[Haskell-cafe] Parselib sample

Tue Jun 1 14:45:24 EDT 2010

Hi Kashyap

There's a C parser for Happy (LR) - I long while ago I converted this
to Frown (also LR) - both Happy and Frown are parser generators that
take a grammar description and generate a Haskell module that
implements the Parser. Personally I prefer Frown, I find the input
syntax a bit nicer than Happy but unfortunately Frown has disappeared
since its author Ralf Hinze moved to Oxford.

As I said, the C grammar is generally presented in LR form (e.g. in
the K&R book, in Harbison & Steele and in the ISO spec). Other C like
languages e.g. the GLSL shading language tend to be in LR form as well
- I've an untested Happy parser for GLSL in my source repository.
Using an LR grammar with Parsec or ParseLib would be fatal - your
program would go into an infinite loop on all but the most trivial
input.
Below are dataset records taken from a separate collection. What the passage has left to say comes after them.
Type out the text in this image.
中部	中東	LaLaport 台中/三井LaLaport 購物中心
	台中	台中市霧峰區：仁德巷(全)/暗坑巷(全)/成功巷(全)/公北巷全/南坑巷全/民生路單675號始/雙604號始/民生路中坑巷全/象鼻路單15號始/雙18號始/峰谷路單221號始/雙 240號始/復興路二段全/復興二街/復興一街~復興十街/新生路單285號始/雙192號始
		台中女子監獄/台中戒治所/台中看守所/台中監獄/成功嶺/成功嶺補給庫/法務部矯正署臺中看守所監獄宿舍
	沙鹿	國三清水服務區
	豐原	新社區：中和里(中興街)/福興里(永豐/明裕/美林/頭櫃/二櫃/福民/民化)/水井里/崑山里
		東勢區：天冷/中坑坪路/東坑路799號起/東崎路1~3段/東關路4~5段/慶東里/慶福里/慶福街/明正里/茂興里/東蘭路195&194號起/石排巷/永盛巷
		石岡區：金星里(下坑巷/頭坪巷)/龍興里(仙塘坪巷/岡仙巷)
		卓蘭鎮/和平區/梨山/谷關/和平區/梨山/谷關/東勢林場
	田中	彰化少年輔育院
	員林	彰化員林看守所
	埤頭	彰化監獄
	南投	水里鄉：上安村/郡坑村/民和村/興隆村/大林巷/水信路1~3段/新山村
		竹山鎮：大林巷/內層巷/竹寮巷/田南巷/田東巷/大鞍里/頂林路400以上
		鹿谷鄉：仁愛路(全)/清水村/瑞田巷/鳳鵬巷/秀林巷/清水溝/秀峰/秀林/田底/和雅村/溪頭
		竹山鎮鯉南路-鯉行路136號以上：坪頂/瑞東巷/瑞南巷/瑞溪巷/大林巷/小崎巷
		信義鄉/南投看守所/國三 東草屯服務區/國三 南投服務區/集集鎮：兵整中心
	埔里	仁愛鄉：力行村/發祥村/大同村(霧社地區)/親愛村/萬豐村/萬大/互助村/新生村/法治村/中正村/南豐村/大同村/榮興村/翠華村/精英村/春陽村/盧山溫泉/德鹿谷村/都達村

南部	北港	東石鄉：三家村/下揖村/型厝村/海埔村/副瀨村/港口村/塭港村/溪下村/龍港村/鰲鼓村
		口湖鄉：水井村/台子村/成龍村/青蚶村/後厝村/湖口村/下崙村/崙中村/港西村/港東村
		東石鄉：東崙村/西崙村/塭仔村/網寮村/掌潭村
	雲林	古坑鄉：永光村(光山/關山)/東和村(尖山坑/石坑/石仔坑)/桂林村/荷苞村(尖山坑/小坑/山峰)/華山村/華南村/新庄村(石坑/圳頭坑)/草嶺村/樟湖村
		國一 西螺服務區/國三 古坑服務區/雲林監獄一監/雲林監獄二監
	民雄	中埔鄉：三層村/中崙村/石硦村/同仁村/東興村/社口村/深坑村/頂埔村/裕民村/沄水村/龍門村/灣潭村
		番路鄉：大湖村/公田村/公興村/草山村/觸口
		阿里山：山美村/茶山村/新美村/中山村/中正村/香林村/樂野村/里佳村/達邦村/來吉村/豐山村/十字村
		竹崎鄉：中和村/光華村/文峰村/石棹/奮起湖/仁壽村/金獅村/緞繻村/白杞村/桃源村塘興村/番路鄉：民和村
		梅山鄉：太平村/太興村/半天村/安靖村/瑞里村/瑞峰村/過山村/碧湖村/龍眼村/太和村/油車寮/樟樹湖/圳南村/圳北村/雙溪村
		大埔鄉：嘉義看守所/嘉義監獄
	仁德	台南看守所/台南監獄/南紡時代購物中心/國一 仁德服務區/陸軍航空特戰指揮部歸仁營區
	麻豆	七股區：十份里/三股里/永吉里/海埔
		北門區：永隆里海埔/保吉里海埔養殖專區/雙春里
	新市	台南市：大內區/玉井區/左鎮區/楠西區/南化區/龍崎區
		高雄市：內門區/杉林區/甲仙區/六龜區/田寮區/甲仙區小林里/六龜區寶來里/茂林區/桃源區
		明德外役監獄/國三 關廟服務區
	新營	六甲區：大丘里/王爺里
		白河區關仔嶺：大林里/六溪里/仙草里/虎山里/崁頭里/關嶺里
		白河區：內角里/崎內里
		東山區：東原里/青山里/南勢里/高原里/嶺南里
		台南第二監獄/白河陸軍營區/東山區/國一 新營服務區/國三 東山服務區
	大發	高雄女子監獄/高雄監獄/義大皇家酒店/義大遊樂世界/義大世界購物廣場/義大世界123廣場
You would have to rewrite the grammar into LL form - Parsec
(and ParseLib) have some helpers to do this, and quite often you can
write a Parsec grammar quite close to the LR one by using the - many,
many1 - combinators for repetition, plus sometimes the - chain -
combinators. Unfortunately its still quite a bit of effort to convert
to LL - it took me about a days work to write a Parsec parser for
GHC-core from the LR Happy grammar and GHC-core is much simpler than
GLSL or C. Also the Parsec parser was much slower.
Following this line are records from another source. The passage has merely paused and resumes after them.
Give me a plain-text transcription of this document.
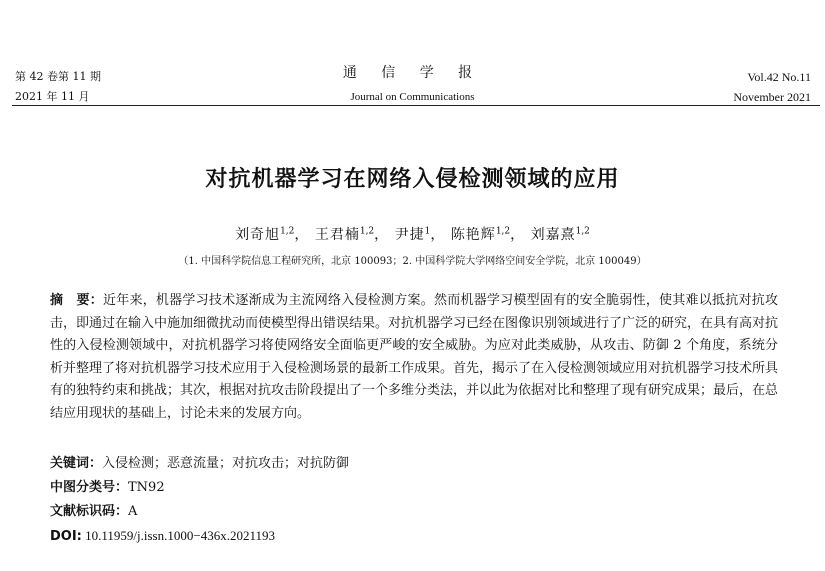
第 42 卷第 11 期
2021 年 11 月
通 信 学 报
Journal on Communications
Vol.42 No.11
November 2021
对抗机器学习在网络入侵检测领域的应用
刘奇旭$^{1,2}$， 王君楠$^{1,2}$， 尹捷$^1$， 陈艳辉$^{1,2}$， 刘嘉熹$^{1,2}$
（1. 中国科学院信息工程研究所，北京 100093；2. 中国科学院大学网络空间安全学院，北京 100049）
摘　要：近年来，机器学习技术逐渐成为主流网络入侵检测方案。然而机器学习模型固有的安全脆弱性，使其难以抵抗对抗攻击，即通过在输入中施加细微扰动而使模型得出错误结果。对抗机器学习已经在图像识别领域进行了广泛的研究，在具有高对抗性的入侵检测领域中，对抗机器学习将使网络安全面临更严峻的安全威胁。为应对此类威胁，从攻击、防御 2 个角度，系统分析并整理了将对抗机器学习技术应用于入侵检测场景的最新工作成果。首先，揭示了在入侵检测领域应用对抗机器学习技术所具有的独特约束和挑战；其次，根据对抗攻击阶段提出了一个多维分类法，并以此为依据对比和整理了现有研究成果；最后，在总结应用现状的基础上，讨论未来的发展方向。
关键词：入侵检测；恶意流量；对抗攻击；对抗防御
中图分类号：TN92
文献标识码：A
DOI: 10.11959/j.issn.1000−436x.2021193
Parsec is very powerful - it can handle large lookahead - other LL
parsers tend to be LL(1) where 1 is one token lookahead. But while
Parsec has the power, lookahead is costly and large lookahead will
make the parser slow and use a lot of memory. Parsec can handle
context-sensitive parsing - this is often very useful when writing
parsers where you are writing a parser for an ad-hoc file format
rather than a grammar. You can often do some tricks with
context-sensitive parsing that would take a lot of extra work to do
with context-free parsing. Finally, its commonly used as a
scanner-less parser - where you can use all the features to parse at
the character level rather than delegate to a separate scanner.
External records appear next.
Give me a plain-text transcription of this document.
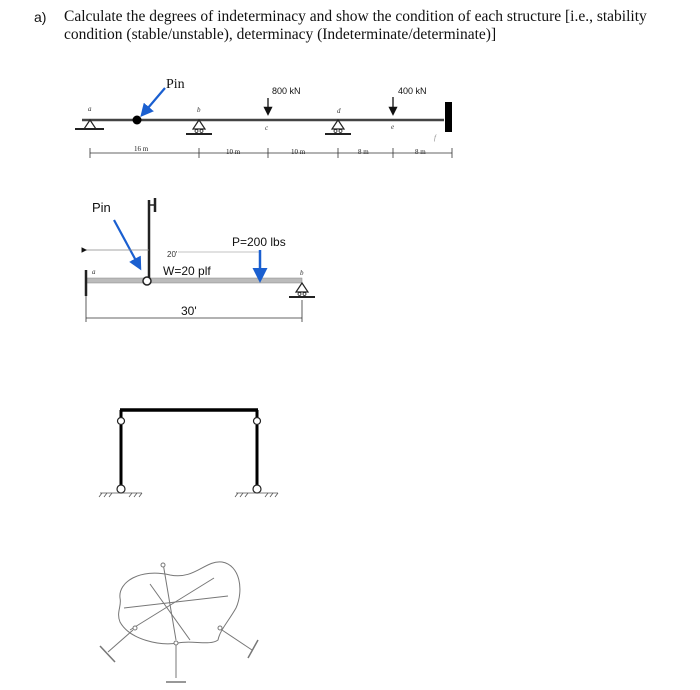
a) Calculate the degrees of indeterminacy and show the condition of each structure [i.e., stability condition (stable/unstable), determinacy (Indeterminate/determinate)]
a
Pin
b
800 kN
c
d
400 kN
e
f
16 m	10 m	10 m	8 m	8 m
Pin
a
20'
P=200 lbs
W=20 plf	b
30'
I've thought about writing an article for The Monad Reader - moving
from Graham Hutton's parsers to Parsec, if there's any interest I'll
look into doing it. For the time being the main difference is probably
that Parsec parsers generally use the TokenParser module for some of
the combinators that Parselib provides directly. Using the TokenParser
module requires a couple of tricks - import it qualified and re-define
unqualified versions of the parsers you need - int, symbol, identifier
- etc.

Best wishes

Stephen